Comment accompagner des personnes victimes
de violences sexuelles ?
André Letzel, sexologue, membre de la Commission de conseil et de suivi du service Stop abus
Ces derniers mois ont été marqués par des faits divers empreints de violence et de dégoût. Le procès de Mazan, les agressions sexuelles commises par l’Abbé Pierre sont des exemples parmi tant d'autres.
Dans le silence de mes cabinets, j’entends chaque semaine des récits de violences, d’agressions et de viols. Certains pourraient penser que cela n'arrive que "dans le monde", mais pas dans nos Églises. Or, la réalité est tout autre. Je suis souvent témoin de récits difficiles à entendre. Un certain déni semble persister face à ce qui ne devrait pas exister dans une Église.
Dans un but de prévention et de compréhension, je souhaite aborder quatre aspects souvent éclipsés dans l'enseignement de la sexualité au sein de nos Églises.
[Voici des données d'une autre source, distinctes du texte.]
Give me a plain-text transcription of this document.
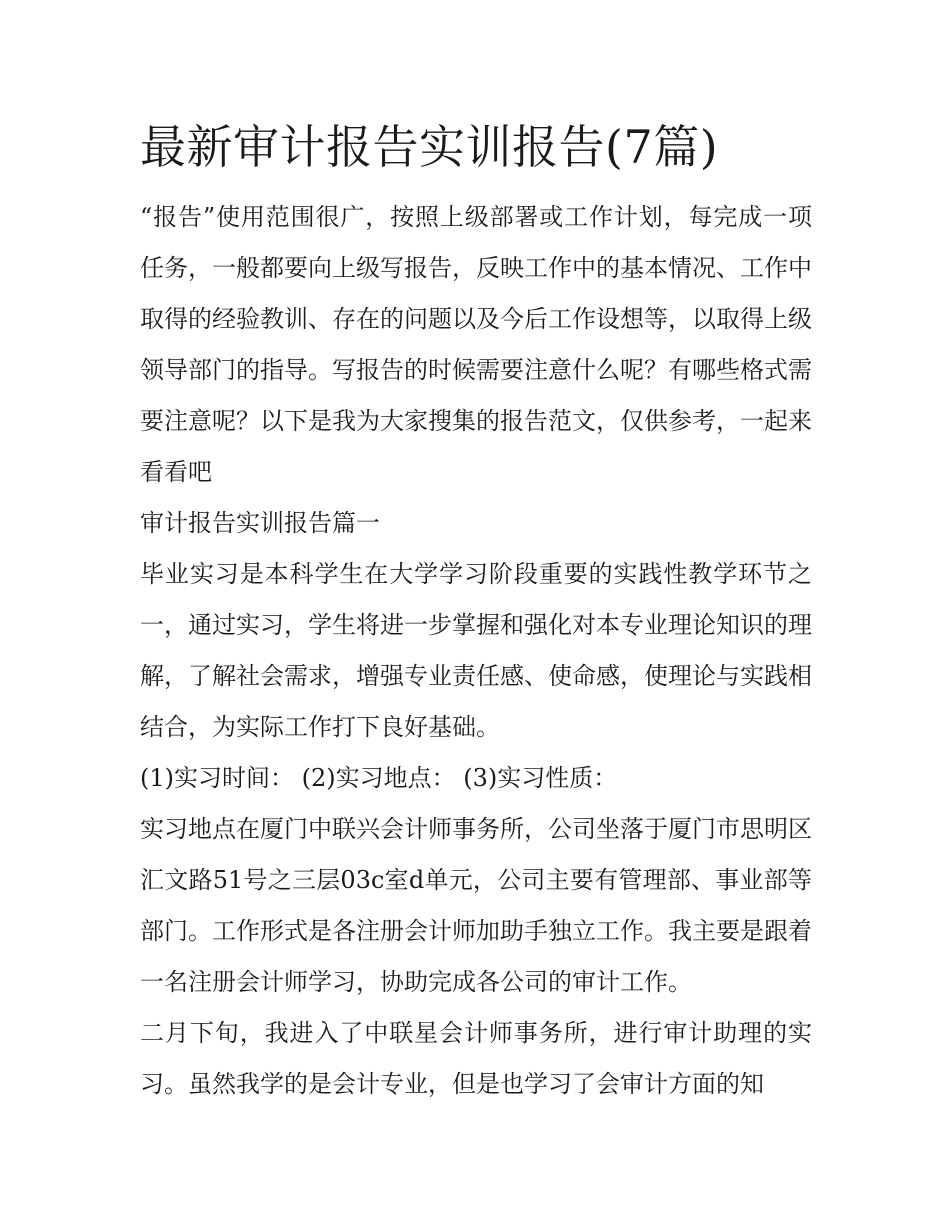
最新审计报告实训报告(7篇)

“报告”使用范围很广，按照上级部署或工作计划，每完成一项任务，一般都要向上级写报告，反映工作中的基本情况、工作中取得的经验教训、存在的问题以及今后工作设想等，以取得上级领导部门的指导。写报告的时候需要注意什么呢？有哪些格式需要注意呢？以下是我为大家搜集的报告范文，仅供参考，一起来看看吧

审计报告实训报告篇一

毕业实习是本科学生在大学学习阶段重要的实践性教学环节之一，通过实习，学生将进一步掌握和强化对本专业理论知识的理解，了解社会需求，增强专业责任感、使命感，使理论与实践相结合，为实际工作打下良好基础。

(1)实习时间： (2)实习地点： (3)实习性质：

实习地点在厦门中联兴会计师事务所，公司坐落于厦门市思明区汇文路51号之三层03c室d单元，公司主要有管理部、事业部等部门。工作形式是各注册会计师加助手独立工作。我主要是跟着一名注册会计师学习，协助完成各公司的审计工作。

二月下旬，我进入了中联星会计师事务所，进行审计助理的实习。虽然我学的是会计专业，但是也学习了会审计方面的知
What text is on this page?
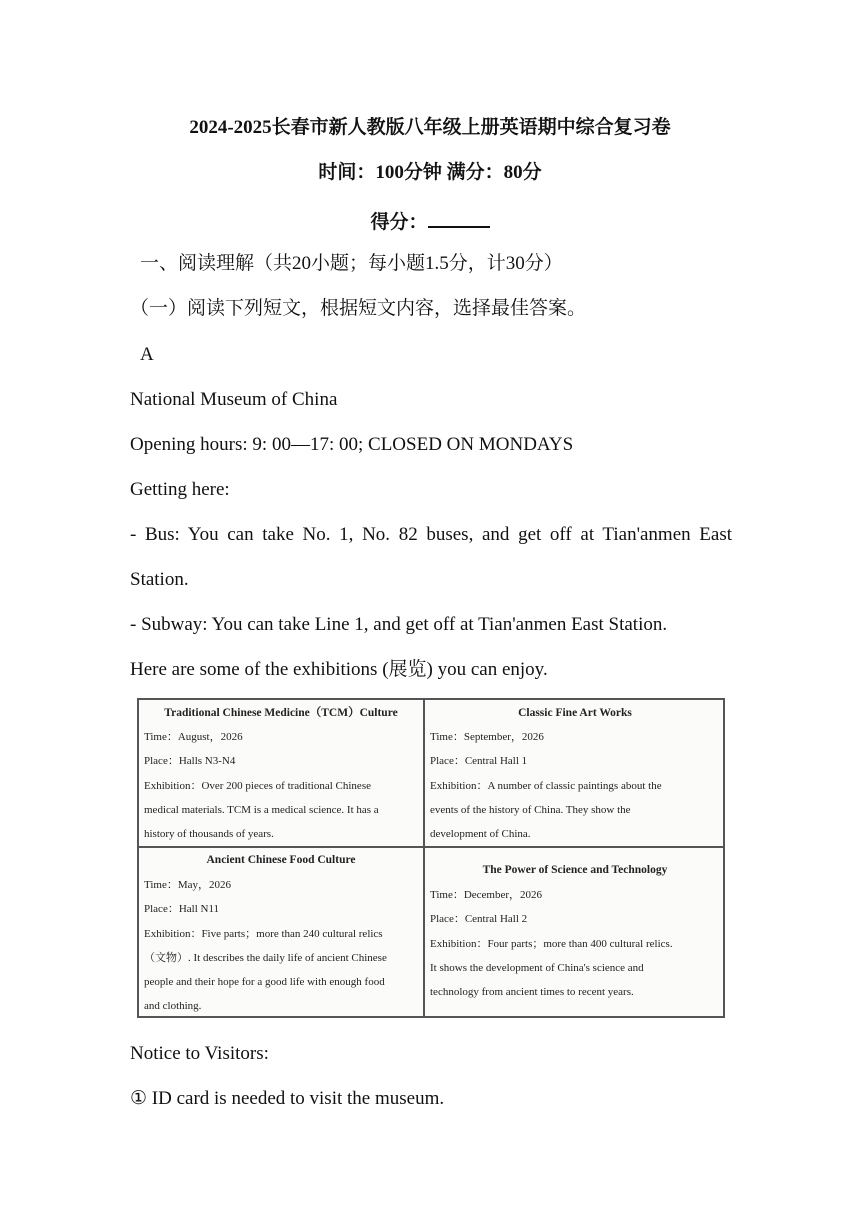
2024-2025长春市新人教版八年级上册英语期中综合复习卷
时间：100分钟 满分：80分
得分：
一、阅读理解（共20小题；每小题1.5分，计30分）
（一）阅读下列短文，根据短文内容，选择最佳答案。
A
National Museum of China
Opening hours: 9: 00—17: 00; CLOSED ON MONDAYS
Getting here:
- Bus: You can take No. 1, No. 82 buses, and get off at Tian'anmen East
Station.
- Subway: You can take Line 1, and get off at Tian'anmen East Station.
Here are some of the exhibitions (展览) you can enjoy.
Traditional Chinese Medicine（TCM）Culture
Time：August，2026
Place：Halls N3-N4
Exhibition：Over 200 pieces of traditional Chinese
medical materials. TCM is a medical science. It has a
history of thousands of years.
Classic Fine Art Works
Time：September，2026
Place：Central Hall 1
Exhibition：A number of classic paintings about the
events of the history of China. They show the
development of China.
Ancient Chinese Food Culture
Time：May，2026
Place：Hall N11
Exhibition：Five parts；more than 240 cultural relics
（文物）. It describes the daily life of ancient Chinese
people and their hope for a good life with enough food
and clothing.
The Power of Science and Technology
Time：December，2026
Place：Central Hall 2
Exhibition：Four parts；more than 400 cultural relics.
It shows the development of China's science and
technology from ancient times to recent years.
Notice to Visitors:
① ID card is needed to visit the museum.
1. L’importance du consentement
Dans bon nombre de mes interventions scolaires, je rencontre des adolescents qui croient que "si une fille ne dit pas non, c'est qu'elle est d'accord". Cette vision erronée, profondément enracinée dans notre culture, reflète un manque de respect pour la parole de l'autre. Le consentement est un choix, une expression explicite de l'accord ou du désaccord. J'ai été bouleversé par le récit de Magali, qui, lors de sa nuit de noces, a dit NON à son mari, mais s’est vu imposer un rapport sexuel malgré tout. Ce genre de témoignage montre que le consentement ne peut être implicite ou pris pour acquis. Il doit être enseigné au même titre que la sexualité, car respecter l'autre, c'est respecter son humanité.
2. La notion de victime
Toutes les victimes que j’accompagne sont accablées par un poids immense de culpabilité et de honte. Elles sont souvent dans un état de "sidération psychique" ou de dissociation traumatique, des mécanismes de protection neurobiologiques qui les empêchent de réagir au moment de l’agression. L'une d'elles m’a dit : “J’ai subi des viols et cinq avortements, mais pendant longtemps, j’ai cru que c’était de ma faute.” Reconnaître une personne comme victime est une première étape cruciale vers sa reconstruction.
3. Mettre fin à la culture du silence
La culture du silence dans nos Églises peut aggraver le traumatisme des victimes, empêchant leur résilience, cette capacité à rebondir. Protéger un agresseur parce qu'il est un « frère » en Christ est une erreur. Dénoncer un viol qui est un crime est difficile, mais essentiel pour la justice et la réparation. Encourager les victimes à porter plainte peut les aider à se sentir à nouveau actrices de leur vie et à re-poser leurs limites. Comme un des slogans mis en perspective par la CIIVISE : Je te crois, je te protège.
4. Orienter vers des professionnels spécialisés
Les victimes de violences sexuelles ont besoin d’une prise en charge pluridisciplinaire. Tout dépend des conséquences réelles dans leur quotidien. Elles pourraient avoir besoin d’un suivi par un psychiatre et/ou un psychologue, ou encore un sexologue. Plusieurs approches de prise en charge existent aujourd’hui. Il est important d’orienter afin d'être accompagnées au mieux selon les besoins spécifiques à cette phase de vulnérabilité.
Références :
La sidération psychique.
Le consentement.
René Girard, La Violence et le sacré, Paris, Grasset, 1972 ; Guy Rosolato, Le Sacrifice : repères psychanalytiques, Paris, PUF, 1987.
Michela Marzano, Qu'est-ce qu'une victime ? De la réification au pardon, Archives de politique criminelle, vol. 28, no 1, 2006, pp. 11-20.